Though none of the animals showed a
complete recovery of nerve conduction
function, Borgens says that regaining 20
percent to 50 percent of the function is
significant.
"If you have even 5 percent of the nerve
fibers carrying nerve impulses, you'll get
significantly more than 5 percent back in
terms of restored behavior," he says.
Borgens says the technique may be a
revolutionary new way of dealing with
injuries to the nervous system: "It's too soon
to know whether it would help patients with
old injuries, but it is likely to be useful in
treating recent injuries."
Borgens and Shi plan to conduct clinical
trials in natural cases of paraplegia in dogs
sometime this year.

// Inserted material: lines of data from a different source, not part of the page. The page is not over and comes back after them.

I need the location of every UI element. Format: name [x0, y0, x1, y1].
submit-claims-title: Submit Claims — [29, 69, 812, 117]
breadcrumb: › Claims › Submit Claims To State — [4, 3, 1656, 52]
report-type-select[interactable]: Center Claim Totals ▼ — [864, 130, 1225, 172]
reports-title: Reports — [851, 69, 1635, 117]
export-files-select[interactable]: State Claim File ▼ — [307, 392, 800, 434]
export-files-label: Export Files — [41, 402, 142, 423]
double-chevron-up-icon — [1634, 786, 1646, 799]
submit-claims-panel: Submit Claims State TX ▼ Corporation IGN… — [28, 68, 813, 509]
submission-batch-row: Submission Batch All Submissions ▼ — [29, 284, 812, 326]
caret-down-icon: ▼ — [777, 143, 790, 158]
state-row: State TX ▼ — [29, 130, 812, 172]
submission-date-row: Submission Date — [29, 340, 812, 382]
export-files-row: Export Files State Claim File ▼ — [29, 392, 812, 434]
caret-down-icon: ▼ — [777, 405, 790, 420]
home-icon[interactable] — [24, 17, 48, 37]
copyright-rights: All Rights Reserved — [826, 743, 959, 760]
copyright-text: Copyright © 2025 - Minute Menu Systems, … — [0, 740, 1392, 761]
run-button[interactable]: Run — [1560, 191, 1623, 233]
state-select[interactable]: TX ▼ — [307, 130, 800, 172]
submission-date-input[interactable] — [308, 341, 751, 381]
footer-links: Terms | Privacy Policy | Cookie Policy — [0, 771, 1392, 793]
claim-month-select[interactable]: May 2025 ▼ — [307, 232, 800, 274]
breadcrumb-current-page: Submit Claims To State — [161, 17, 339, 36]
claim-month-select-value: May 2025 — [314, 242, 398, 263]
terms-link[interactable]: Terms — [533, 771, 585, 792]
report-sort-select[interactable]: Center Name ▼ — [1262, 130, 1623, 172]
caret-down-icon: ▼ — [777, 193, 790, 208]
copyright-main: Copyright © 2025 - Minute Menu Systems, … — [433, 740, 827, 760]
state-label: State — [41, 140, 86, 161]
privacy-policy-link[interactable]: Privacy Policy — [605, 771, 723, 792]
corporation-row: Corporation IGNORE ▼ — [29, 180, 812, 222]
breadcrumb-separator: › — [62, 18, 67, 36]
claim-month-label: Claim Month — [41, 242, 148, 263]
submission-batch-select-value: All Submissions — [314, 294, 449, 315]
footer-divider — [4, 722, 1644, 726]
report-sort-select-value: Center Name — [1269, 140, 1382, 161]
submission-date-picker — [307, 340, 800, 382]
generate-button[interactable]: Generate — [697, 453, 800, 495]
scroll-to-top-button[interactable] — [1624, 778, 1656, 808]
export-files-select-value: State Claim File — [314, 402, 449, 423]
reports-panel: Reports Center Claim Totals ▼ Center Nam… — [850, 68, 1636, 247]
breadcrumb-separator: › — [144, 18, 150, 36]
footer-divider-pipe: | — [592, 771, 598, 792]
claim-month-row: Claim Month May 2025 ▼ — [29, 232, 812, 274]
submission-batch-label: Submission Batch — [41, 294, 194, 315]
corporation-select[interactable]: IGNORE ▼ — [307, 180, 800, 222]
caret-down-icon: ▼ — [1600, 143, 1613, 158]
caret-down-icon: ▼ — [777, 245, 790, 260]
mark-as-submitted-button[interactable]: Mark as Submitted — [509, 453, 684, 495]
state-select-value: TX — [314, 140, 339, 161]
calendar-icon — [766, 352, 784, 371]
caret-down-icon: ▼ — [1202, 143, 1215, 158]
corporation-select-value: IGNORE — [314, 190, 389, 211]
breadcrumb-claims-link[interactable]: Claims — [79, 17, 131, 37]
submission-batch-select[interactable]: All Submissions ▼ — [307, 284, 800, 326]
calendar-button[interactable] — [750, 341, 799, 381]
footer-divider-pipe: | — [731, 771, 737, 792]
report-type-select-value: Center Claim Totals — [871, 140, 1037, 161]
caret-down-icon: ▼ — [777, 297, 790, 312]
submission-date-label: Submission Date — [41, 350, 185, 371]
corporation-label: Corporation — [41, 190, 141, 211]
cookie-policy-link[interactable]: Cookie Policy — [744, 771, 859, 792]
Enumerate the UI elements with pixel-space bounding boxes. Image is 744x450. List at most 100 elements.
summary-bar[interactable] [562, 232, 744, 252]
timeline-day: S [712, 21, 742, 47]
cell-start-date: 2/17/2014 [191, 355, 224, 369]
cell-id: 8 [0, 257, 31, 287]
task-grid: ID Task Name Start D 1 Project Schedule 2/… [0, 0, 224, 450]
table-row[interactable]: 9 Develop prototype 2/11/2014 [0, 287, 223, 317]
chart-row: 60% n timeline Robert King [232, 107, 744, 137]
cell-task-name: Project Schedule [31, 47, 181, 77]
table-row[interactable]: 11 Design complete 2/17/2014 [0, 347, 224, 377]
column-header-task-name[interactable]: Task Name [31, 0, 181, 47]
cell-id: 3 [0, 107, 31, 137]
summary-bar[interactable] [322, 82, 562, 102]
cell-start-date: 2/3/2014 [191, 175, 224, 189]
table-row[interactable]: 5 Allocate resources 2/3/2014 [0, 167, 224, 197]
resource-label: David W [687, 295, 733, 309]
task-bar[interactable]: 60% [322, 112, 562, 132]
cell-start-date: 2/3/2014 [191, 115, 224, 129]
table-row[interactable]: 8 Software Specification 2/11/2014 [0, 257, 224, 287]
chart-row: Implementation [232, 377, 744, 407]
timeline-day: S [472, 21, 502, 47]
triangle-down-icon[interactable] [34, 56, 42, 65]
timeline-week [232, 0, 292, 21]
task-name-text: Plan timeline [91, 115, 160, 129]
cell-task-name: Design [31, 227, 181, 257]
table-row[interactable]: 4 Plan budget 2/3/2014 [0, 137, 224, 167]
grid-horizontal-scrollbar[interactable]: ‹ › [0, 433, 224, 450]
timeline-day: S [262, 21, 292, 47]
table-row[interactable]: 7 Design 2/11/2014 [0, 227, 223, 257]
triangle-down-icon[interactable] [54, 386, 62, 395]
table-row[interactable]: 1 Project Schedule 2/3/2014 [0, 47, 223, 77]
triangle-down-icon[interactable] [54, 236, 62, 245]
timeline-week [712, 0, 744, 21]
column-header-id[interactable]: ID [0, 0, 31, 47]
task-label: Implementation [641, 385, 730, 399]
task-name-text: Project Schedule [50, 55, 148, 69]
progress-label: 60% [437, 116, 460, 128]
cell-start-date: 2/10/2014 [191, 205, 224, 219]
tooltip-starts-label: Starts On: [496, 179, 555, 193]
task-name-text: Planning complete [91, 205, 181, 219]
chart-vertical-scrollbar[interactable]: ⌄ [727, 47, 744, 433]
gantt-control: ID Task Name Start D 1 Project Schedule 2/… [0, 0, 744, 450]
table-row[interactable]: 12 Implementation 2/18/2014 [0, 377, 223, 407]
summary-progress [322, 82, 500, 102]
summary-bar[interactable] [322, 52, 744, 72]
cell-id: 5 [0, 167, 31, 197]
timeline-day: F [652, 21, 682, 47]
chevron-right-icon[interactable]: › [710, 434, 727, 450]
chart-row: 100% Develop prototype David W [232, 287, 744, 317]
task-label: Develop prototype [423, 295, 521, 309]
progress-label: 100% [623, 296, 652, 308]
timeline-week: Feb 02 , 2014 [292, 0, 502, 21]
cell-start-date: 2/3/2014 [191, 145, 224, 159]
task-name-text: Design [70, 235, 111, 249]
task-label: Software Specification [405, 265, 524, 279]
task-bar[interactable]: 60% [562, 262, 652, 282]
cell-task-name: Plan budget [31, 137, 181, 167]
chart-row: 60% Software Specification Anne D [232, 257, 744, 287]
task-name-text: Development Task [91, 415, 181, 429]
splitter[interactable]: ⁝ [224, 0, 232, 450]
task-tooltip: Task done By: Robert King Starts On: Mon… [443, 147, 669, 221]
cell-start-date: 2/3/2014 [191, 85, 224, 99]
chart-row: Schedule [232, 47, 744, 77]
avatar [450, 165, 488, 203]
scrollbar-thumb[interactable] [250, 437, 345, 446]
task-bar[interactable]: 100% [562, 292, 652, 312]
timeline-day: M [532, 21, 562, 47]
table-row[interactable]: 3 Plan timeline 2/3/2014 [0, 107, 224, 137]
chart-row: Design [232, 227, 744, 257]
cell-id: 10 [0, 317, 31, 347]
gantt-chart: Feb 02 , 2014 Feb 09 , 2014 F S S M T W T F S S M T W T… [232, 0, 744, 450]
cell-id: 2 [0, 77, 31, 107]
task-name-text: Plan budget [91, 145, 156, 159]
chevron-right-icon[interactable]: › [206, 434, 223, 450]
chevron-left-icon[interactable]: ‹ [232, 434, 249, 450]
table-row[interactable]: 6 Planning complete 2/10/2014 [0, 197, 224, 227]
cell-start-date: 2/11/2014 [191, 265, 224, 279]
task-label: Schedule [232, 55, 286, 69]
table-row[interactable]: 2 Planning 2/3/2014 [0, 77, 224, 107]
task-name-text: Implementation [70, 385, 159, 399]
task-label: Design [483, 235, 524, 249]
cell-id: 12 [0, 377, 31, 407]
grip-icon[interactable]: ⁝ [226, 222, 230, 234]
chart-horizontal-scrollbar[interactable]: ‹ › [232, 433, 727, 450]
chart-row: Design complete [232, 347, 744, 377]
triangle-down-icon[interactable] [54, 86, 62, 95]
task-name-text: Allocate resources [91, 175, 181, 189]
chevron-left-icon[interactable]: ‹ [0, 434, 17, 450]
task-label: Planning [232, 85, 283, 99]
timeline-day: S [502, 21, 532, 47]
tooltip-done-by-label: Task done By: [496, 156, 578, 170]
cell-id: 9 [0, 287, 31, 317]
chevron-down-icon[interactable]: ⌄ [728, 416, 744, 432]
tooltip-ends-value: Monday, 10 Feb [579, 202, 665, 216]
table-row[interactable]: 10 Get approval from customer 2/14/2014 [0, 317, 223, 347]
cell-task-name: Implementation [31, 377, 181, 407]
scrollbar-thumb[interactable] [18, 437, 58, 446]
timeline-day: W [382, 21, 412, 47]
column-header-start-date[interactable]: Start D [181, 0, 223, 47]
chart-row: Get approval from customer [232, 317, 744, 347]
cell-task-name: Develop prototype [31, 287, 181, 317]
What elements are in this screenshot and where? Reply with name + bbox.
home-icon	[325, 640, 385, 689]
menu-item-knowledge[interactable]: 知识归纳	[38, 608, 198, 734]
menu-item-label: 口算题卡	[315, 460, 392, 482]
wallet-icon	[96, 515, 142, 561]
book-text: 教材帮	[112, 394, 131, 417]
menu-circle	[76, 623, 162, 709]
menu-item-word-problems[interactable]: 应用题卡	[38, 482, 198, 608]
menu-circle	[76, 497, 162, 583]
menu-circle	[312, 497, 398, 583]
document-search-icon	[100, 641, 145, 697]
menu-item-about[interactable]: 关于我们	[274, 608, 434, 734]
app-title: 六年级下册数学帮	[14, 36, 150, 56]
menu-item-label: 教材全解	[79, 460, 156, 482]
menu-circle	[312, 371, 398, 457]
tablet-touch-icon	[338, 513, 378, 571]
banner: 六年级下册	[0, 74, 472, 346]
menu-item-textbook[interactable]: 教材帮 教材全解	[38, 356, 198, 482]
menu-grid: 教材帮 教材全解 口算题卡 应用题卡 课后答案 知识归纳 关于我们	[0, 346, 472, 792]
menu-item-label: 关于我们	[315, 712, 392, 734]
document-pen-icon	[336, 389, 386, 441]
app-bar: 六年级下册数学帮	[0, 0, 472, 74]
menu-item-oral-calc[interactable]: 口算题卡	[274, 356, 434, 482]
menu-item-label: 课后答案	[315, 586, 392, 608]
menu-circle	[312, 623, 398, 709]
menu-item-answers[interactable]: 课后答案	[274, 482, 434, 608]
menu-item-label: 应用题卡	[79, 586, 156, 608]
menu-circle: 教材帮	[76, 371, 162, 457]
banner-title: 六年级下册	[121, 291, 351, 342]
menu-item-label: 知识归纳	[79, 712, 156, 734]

Human clinical trials
are at least two years away.
The research was sponsored by the state of
Indiana, through support of the
Purdue-Indiana University Institute for
Applied Neurology, and through gifts from
Helen Skinner and Mary Hulman George.
Source: Richard Borgens, (765) 494-7600;
cpr@vet.purdue.edu
Writer: Susan Gaidos, (765) 494-2081;
sgaidos@purdue.edu
Purdue News Service: (765) 494-2096;
purduenews@uns.purdue.edu
ABSTRACT
Immediate recovery from spinal cord
injury through molecular repair of nerve
membranes
with polyethylene glycol
Richard B. Borgens and Riyi Shi
A brief application of the hydrophilic
polymer polyethylene glycol (PEG) swiftly
repairs nerve membrane damage associated
with severe spinal cord injury in adult
guinea pigs. A two-minute application of
PEG to a standardized compression injury
to the cord immediately reversed the loss of
nerve impulse conduction through the injury
in all treated animals while nerve impulse
conduction remained absent in all
sham-treated guinea pigs. Physiological
recovery was associated with a significant
recovery of a quantifiable spinal
cord-dependent behavior in only
PEG-treated animals. The application of
PEG could be delayed for up to eight hours
without adversely affecting physiological
and behavioral recovery, which continued
to improve for up to one month after PEG
treatment.
Best, Jeff Davis
"Everything's hard till you know how to do it."